2. Déclaration des auto-citations
Les relecteurs devraient déclarer à l'éditeur lorsqu'ils font des demande d'auto-citations. De cette manière l'éditeur du journal peut aller vérifier ci la demande est justifier. Cela va avec une autre proposition qui consiste à ce que le relecteur justifie clairement pourquoi il demande d'ajouter une auto-citation. Cette proposition peut également aller avec le blocage de la relecture s'il y a plus de 3 demande d'auto-citation de la part d'un relecteur, et que cela soit vérifier par l'éditeur avant d'accepter la relecture.
3. Masquage initiale des références de l'article
Cette proposition consiste à faire une première lecture d'un article soumis sans avoir accès aux références. De cette manière les relecteurs ne savent pas, théoriquement, s'ils sont cités. Cela permet d'avoir une première lecture qui est plus authentique, avec un premier prés rapport. Puis dans un second temps, les relecteurs aurait accès à l'article complet, comprenant les références, et peu amendé son prés rapport s'il y a des erreurs manifestes dans les citations effectuées.

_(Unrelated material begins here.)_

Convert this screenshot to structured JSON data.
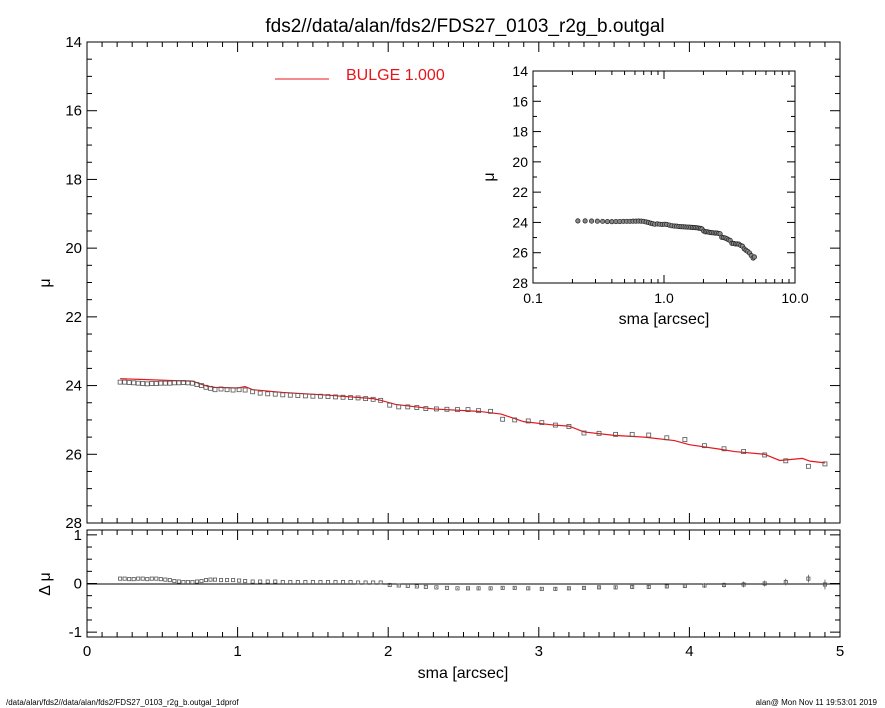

Le problème de cette méthode est qu'elle est beaucoup plus lourde puisque les relecteurs doivent lire deux fois l'article au début et produire un pré rapport puis le compléter. N'oublions pas que la relecture est une démarche demandant beaucoup de temps et qui est faite gratuitement par les chercheurs.

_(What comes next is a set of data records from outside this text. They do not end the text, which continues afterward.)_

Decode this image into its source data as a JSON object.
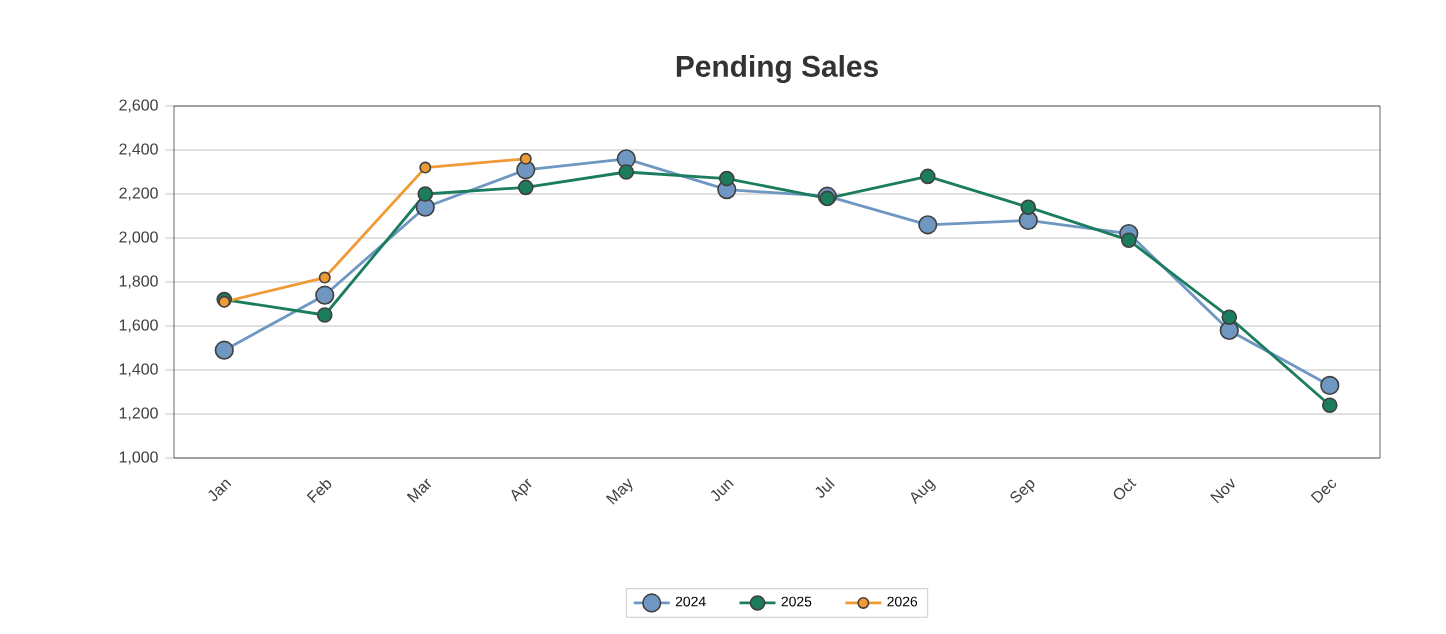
{
  "chart_data": {
    "type": "line",
    "title": "Pending Sales",
    "categories": [
      "Jan",
      "Feb",
      "Mar",
      "Apr",
      "May",
      "Jun",
      "Jul",
      "Aug",
      "Sep",
      "Oct",
      "Nov",
      "Dec"
    ],
    "series": [
      {
        "name": "2024",
        "color": "#6f97c2",
        "values": [
          1490,
          1740,
          2140,
          2310,
          2360,
          2220,
          2190,
          2060,
          2080,
          2020,
          1580,
          1330
        ]
      },
      {
        "name": "2025",
        "color": "#1b7d5e",
        "values": [
          1720,
          1650,
          2200,
          2230,
          2300,
          2270,
          2180,
          2280,
          2140,
          1990,
          1640,
          1240
        ]
      },
      {
        "name": "2026",
        "color": "#ef9a35",
        "values": [
          1710,
          1820,
          2320,
          2360,
          null,
          null,
          null,
          null,
          null,
          null,
          null,
          null
        ]
      }
    ],
    "ylim": [
      1000,
      2600
    ],
    "yticks": [
      {
        "value": 1000,
        "label": "1,000"
      },
      {
        "value": 1200,
        "label": "1,200"
      },
      {
        "value": 1400,
        "label": "1,400"
      },
      {
        "value": 1600,
        "label": "1,600"
      },
      {
        "value": 1800,
        "label": "1,800"
      },
      {
        "value": 2000,
        "label": "2,000"
      },
      {
        "value": 2200,
        "label": "2,200"
      },
      {
        "value": 2400,
        "label": "2,400"
      },
      {
        "value": 2600,
        "label": "2,600"
      }
    ],
    "grid": "y",
    "legend": "bottom",
    "marker": "circle",
    "line_style": "solid"
  }
}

4. Laisser les références ajouté, mais ne pas les indexés
Cette proposition n'est pas dans l'article mais vient de la discussion que nous avons eu sur Bluesky (lien ici). L'idée serait de laisser toutes les citations demandé par les relecteurs, mais de ne pas les indexer. De cette manière, elles seront visibles pour les lecteurs qui seraient intéressés par ces articles, mais sans que cela ne contribue à augmenter le nombre de citation et le H-index des relecteurs, évitant ainsi trop de demandes abusives.

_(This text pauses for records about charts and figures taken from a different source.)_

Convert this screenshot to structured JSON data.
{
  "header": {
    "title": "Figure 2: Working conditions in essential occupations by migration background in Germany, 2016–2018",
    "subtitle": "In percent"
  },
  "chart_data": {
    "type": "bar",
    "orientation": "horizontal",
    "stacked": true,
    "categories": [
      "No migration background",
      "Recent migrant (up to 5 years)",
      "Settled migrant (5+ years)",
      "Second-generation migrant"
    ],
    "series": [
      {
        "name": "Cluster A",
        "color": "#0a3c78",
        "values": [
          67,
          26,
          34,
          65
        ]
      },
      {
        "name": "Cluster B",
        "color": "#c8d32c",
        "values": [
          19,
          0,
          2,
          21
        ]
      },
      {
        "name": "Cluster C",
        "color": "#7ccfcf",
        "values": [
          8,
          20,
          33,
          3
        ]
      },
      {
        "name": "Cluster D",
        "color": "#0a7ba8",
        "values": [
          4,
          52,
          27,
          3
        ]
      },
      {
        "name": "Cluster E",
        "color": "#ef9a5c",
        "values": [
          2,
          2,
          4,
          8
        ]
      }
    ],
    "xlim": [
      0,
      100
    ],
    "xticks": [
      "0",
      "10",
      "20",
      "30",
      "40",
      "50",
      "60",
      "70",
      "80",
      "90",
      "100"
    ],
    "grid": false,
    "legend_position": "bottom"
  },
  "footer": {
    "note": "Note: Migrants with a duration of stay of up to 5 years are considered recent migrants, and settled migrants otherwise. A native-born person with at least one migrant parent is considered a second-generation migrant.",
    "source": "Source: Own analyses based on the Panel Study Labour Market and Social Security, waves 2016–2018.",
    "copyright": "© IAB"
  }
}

Le premier problème de cette méthode concerne sa faisabilité. Je ne suis pas sûr que les journaux puissent mettre en place une méthode sélective des articles à indexer, d'autant plus que cela est probablement fait par des robots informatiques. Le deuxième problème est qu'il arrive souvent qu'un article soit cité de façon justifié, parfois avant même que le relecteur ne fasse la relecture. En bloquant l'indexation a priori des articles des relecteurs, cela les "punis" de faire la relecture. Pour éviter cette "punition", il faudrait que l'éditeur marque chaque référence qui a été auto-cité avec une forte insistance ou un manque de justification, ce qui alourdi le processus de révision, mais qui semble tout de même une solution intéressante.
Conclusion
L’utilisation abusive de l’évaluation par les pairs pour gonfler artificiellement les métriques reliées aux chercheurs est un vrai problème. Bien que certains journaux aient commencé à s’attaquer au problème, des mesures de transparence supplémentaires semble nécessaires pour protéger le processus de publication scientifique. Que ce soit par des modifications de la part des journaux et des éditeurs, des plateformes communautaires comme PubPeer, ou des initiatives individuelles des auteurs, accroître la transparence autour des citations demandées par les relecteurs est une étape essentielle pour limiter cette pratique non éthique.